Regent’s Park is the last of central London’s Royal Parks to have retained a resident population of wild hedgehogs, according to the results of one of the UK’s biggest studies of inner-city hedgehogs.
With hedgehog numbers in nationwide decline, the importance of understanding the needs and behaviour of one of Britain’s best-loved mammals is greater than ever – and vital to inform hedgehog-friendly conservation.
The study, which started in 2014, was run by the Royal Parks Foundation and leading scientists, with the support of 100 nocturnal volunteers. It confirmed the presence of around 40 animals in Regent’s Park – a relatively small number considering the size (166 ha) of the park – which raises concerns about the viability of the population in the long term.
Most of the hedgehogs have been found foraging and nesting in a mosaic of grassland, shrubberies and hedges, with analysis showing that they travelled up to 1.5km a night. That’s the same distance as the Underground line between Regent’s Park and Angel!
The average weight of the hedgehogs surveyed was 960g – well above the national average, which suggests Regent’s Park has an abundance of food.
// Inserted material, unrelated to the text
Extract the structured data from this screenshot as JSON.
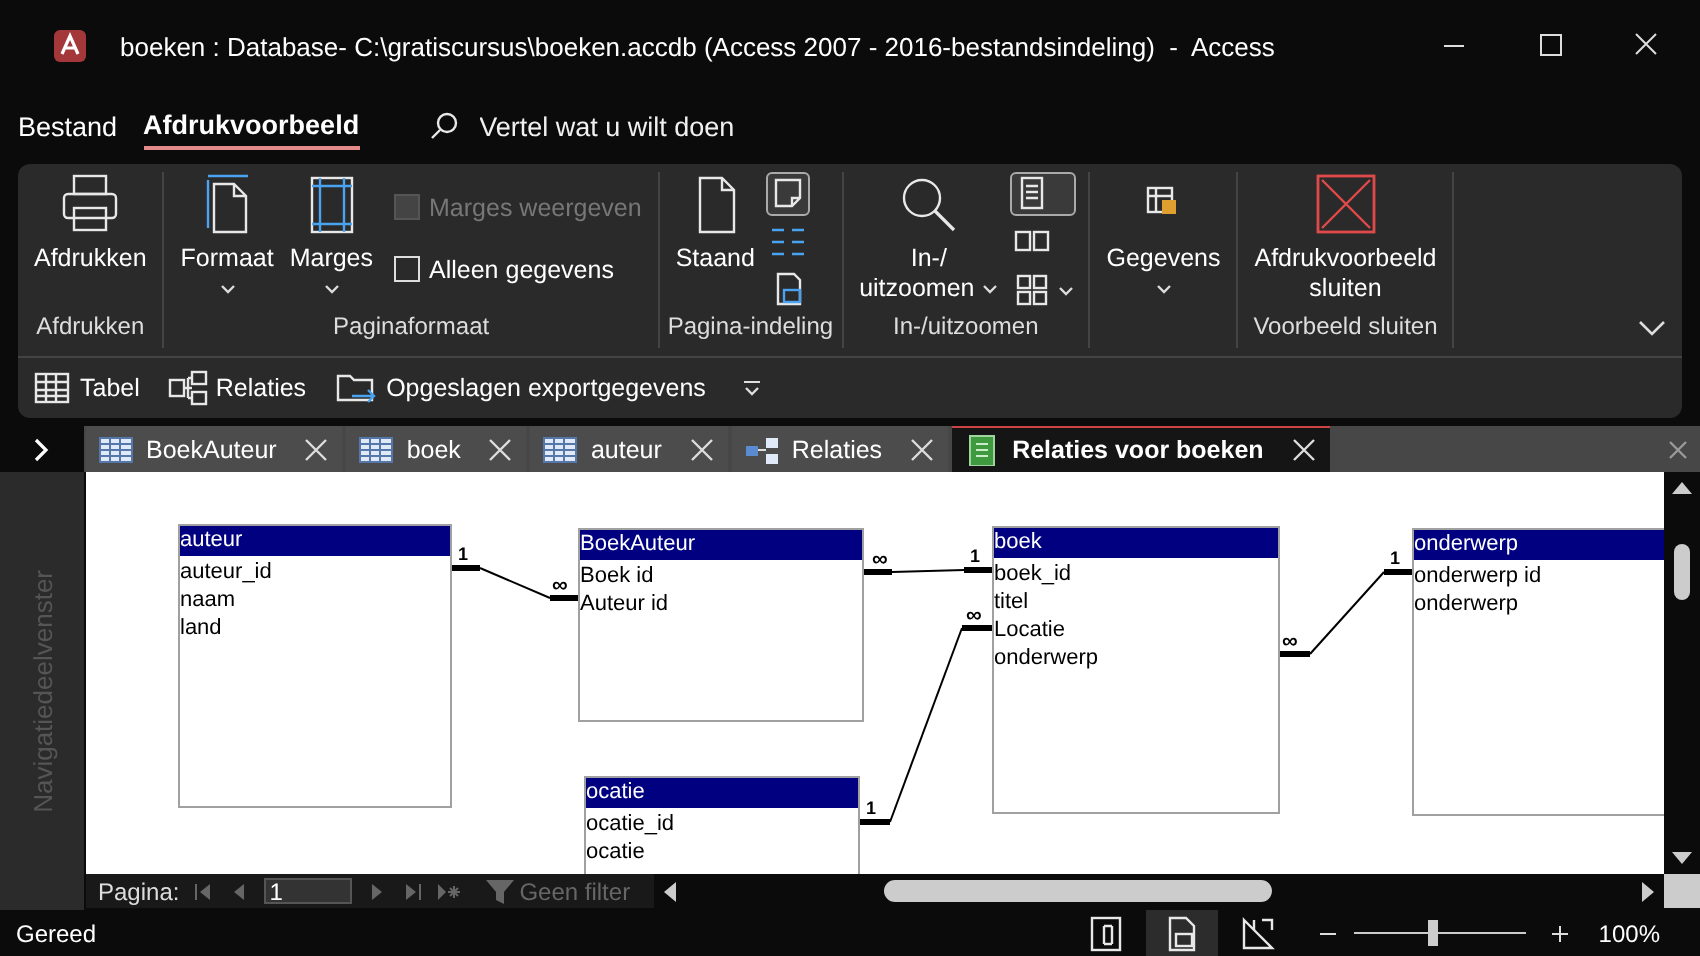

Hedgehogs are insectivores; with slugs, caterpillars and beetles among their favourite foods, they have a deserved reputation for being a real gardener’s friend.
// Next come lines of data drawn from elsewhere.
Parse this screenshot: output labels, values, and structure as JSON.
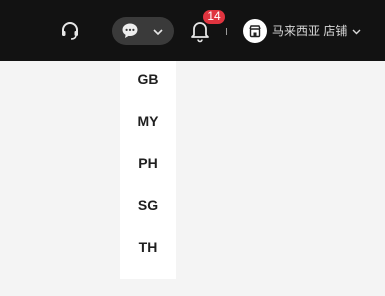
{
  "header": {
    "notification_count": "14",
    "store_name": "马来西亚 店铺"
  },
  "icons": {
    "support": "headset-icon",
    "chat": "chat-bubble-icon",
    "notifications": "bell-icon",
    "store": "store-icon",
    "chevron": "chevron-down-icon"
  },
  "colors": {
    "topbar_bg": "#121212",
    "badge": "#e0343f",
    "page_bg": "#f4f4f4"
  },
  "dropdown": {
    "items": [
      "GB",
      "MY",
      "PH",
      "SG",
      "TH"
    ]
  }
}
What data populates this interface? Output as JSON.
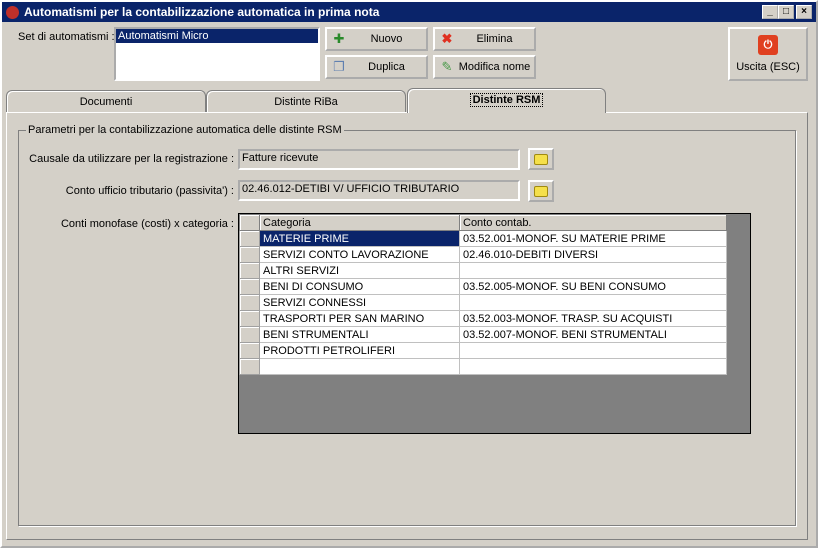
{
  "window": {
    "title": "Automatismi per la contabilizzazione automatica in prima nota",
    "minimize": "_",
    "maximize": "□",
    "close": "×"
  },
  "set": {
    "label": "Set di automatismi :",
    "items": [
      "Automatismi Micro"
    ],
    "selected": "Automatismi Micro"
  },
  "buttons": {
    "nuovo": "Nuovo",
    "elimina": "Elimina",
    "duplica": "Duplica",
    "modifica": "Modifica nome",
    "uscita": "Uscita (ESC)"
  },
  "tabs": [
    {
      "label": "Documenti"
    },
    {
      "label": "Distinte RiBa"
    },
    {
      "label": "Distinte RSM",
      "active": true
    }
  ],
  "group": {
    "legend": "Parametri per la contabilizzazione automatica delle distinte RSM"
  },
  "causale": {
    "label": "Causale da utilizzare per la registrazione :",
    "value": "Fatture ricevute"
  },
  "conto": {
    "label": "Conto ufficio tributario (passivita') :",
    "value": "02.46.012-DETIBI V/ UFFICIO TRIBUTARIO"
  },
  "grid": {
    "label": "Conti monofase (costi) x categoria :",
    "columns": [
      "Categoria",
      "Conto contab."
    ],
    "rows": [
      [
        "MATERIE PRIME",
        "03.52.001-MONOF. SU MATERIE PRIME"
      ],
      [
        "SERVIZI CONTO LAVORAZIONE",
        "02.46.010-DEBITI DIVERSI"
      ],
      [
        "ALTRI SERVIZI",
        ""
      ],
      [
        "BENI DI CONSUMO",
        "03.52.005-MONOF. SU BENI CONSUMO"
      ],
      [
        "SERVIZI CONNESSI",
        ""
      ],
      [
        "TRASPORTI PER SAN MARINO",
        "03.52.003-MONOF. TRASP. SU ACQUISTI"
      ],
      [
        "BENI STRUMENTALI",
        "03.52.007-MONOF. BENI STRUMENTALI"
      ],
      [
        "PRODOTTI PETROLIFERI",
        ""
      ],
      [
        "",
        ""
      ]
    ],
    "selected_row": 0
  },
  "colors": {
    "titlebar": "#0a246a",
    "selection": "#0a246a",
    "face": "#d4d0c8"
  }
}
This year’s survey, which has been filmed by BBC nature programme, Springwatch, again focuses on finding as many hedgehogs as possible in the Park to begin to detect population trends and understand more about their nocturnal behaviour and habitat preferences.
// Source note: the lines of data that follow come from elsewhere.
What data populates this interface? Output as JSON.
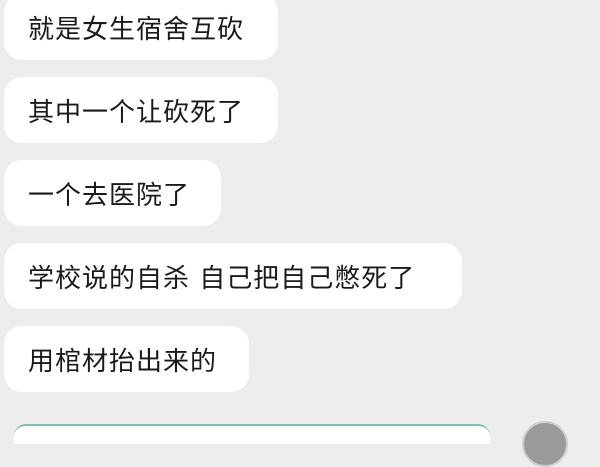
{
  "messages": [
    {
      "text": "就是女生宿舍互砍"
    },
    {
      "text": "其中一个让砍死了"
    },
    {
      "text": "一个去医院了"
    },
    {
      "text": "学校说的自杀 自己把自己憋死了"
    },
    {
      "text": "用棺材抬出来的"
    }
  ],
  "colors": {
    "background": "#ededed",
    "bubble": "#ffffff",
    "text": "#1a1a1a"
  }
}
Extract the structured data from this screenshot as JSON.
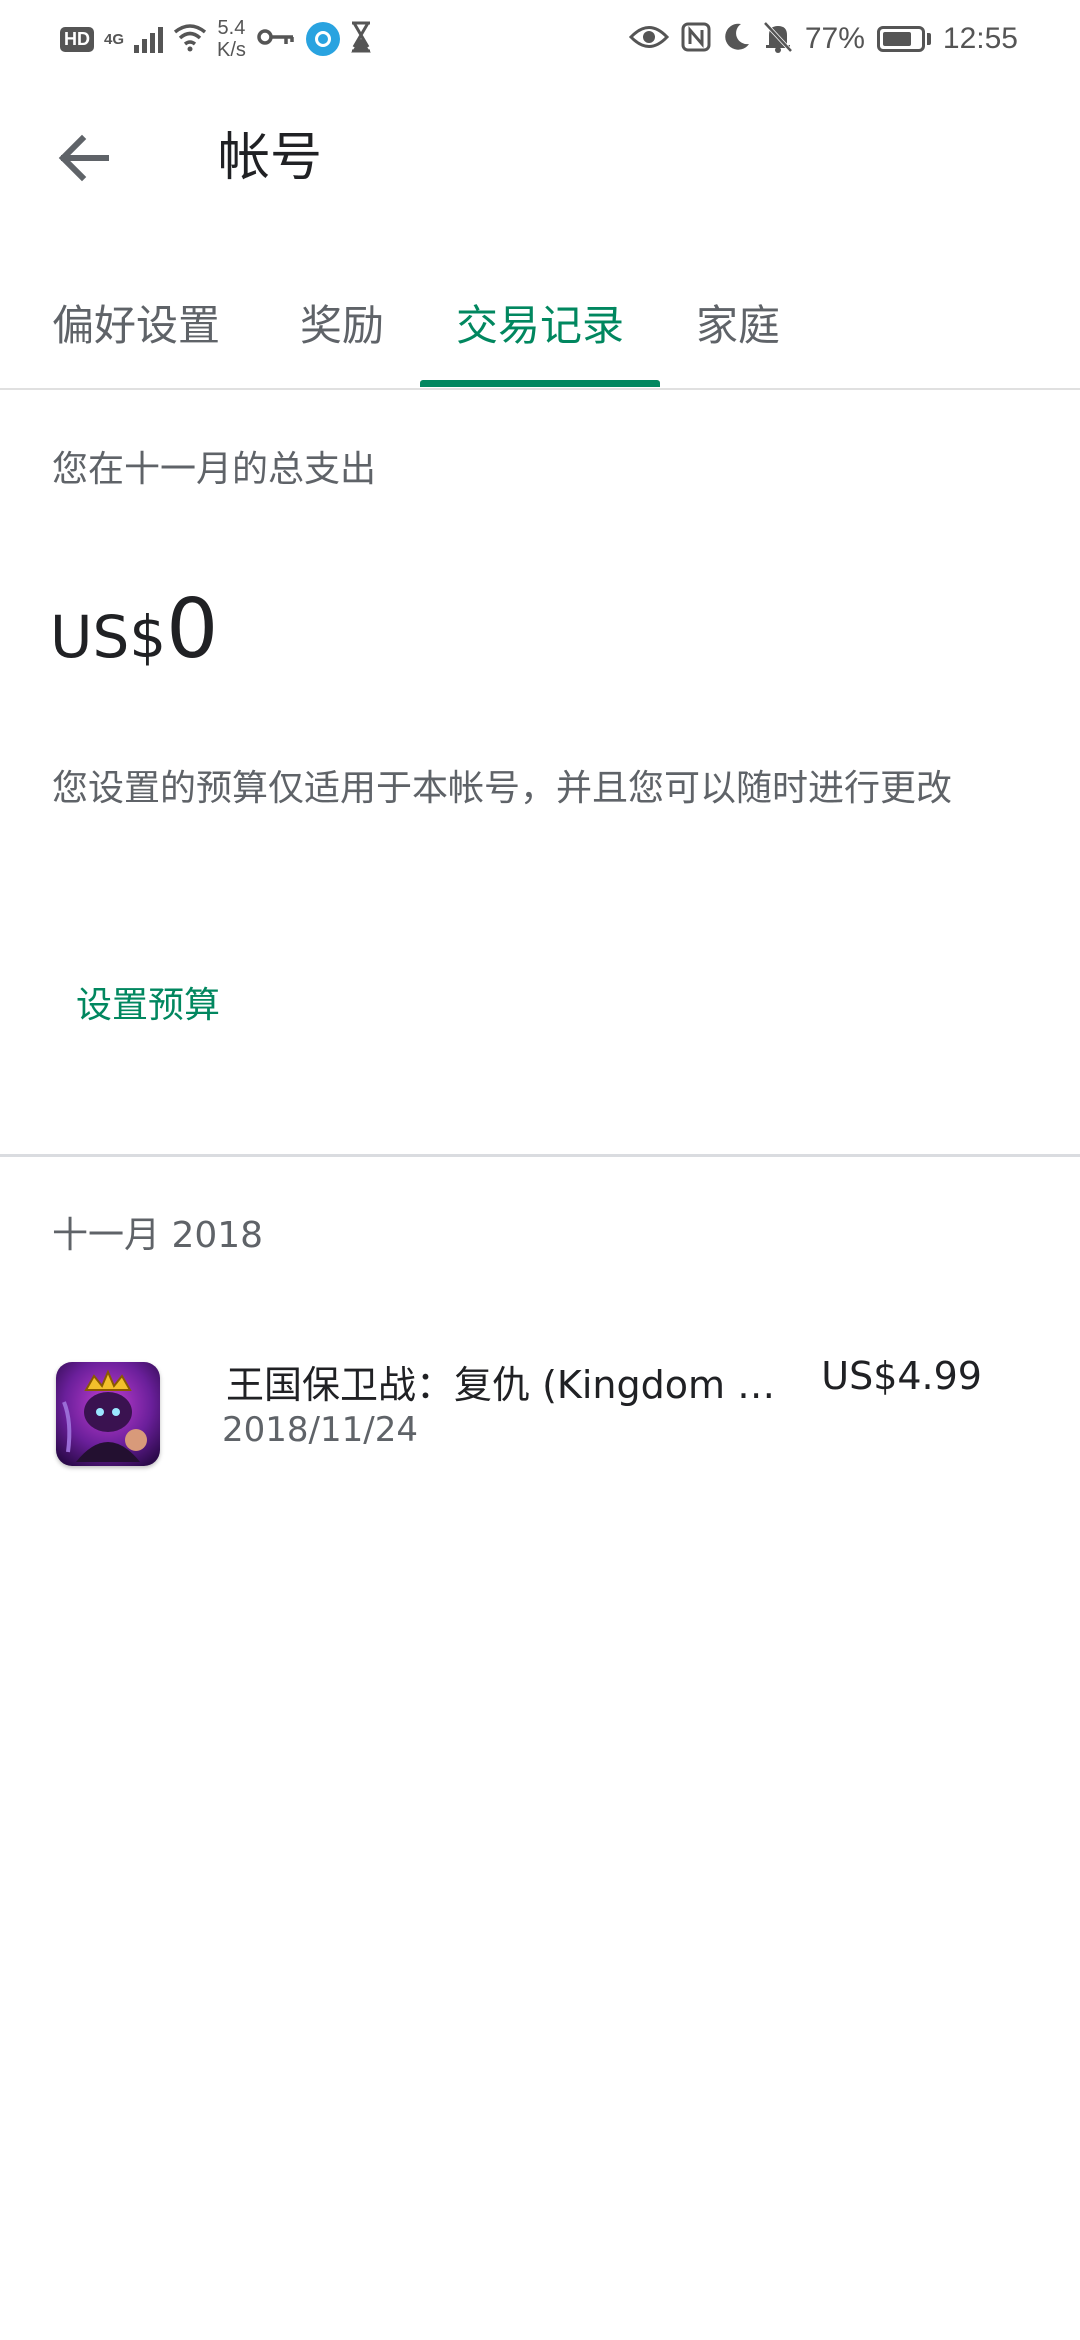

Finding out where they make their nest during the day is also a top survey priority this year, as these are key refuges from the eight million people and dogs who visit the Park every year! The findings will help inform hedgehog-friendly habitat management to help safeguard the population’s future in Regent’s Park and other parklands across the country.
‘This survey brings together expert scientists, wildlife conservation organisations and local volunteers. One of the important aims of the project is to educate the park users about the resident hedgehog population so that they will help protect and support them in future.’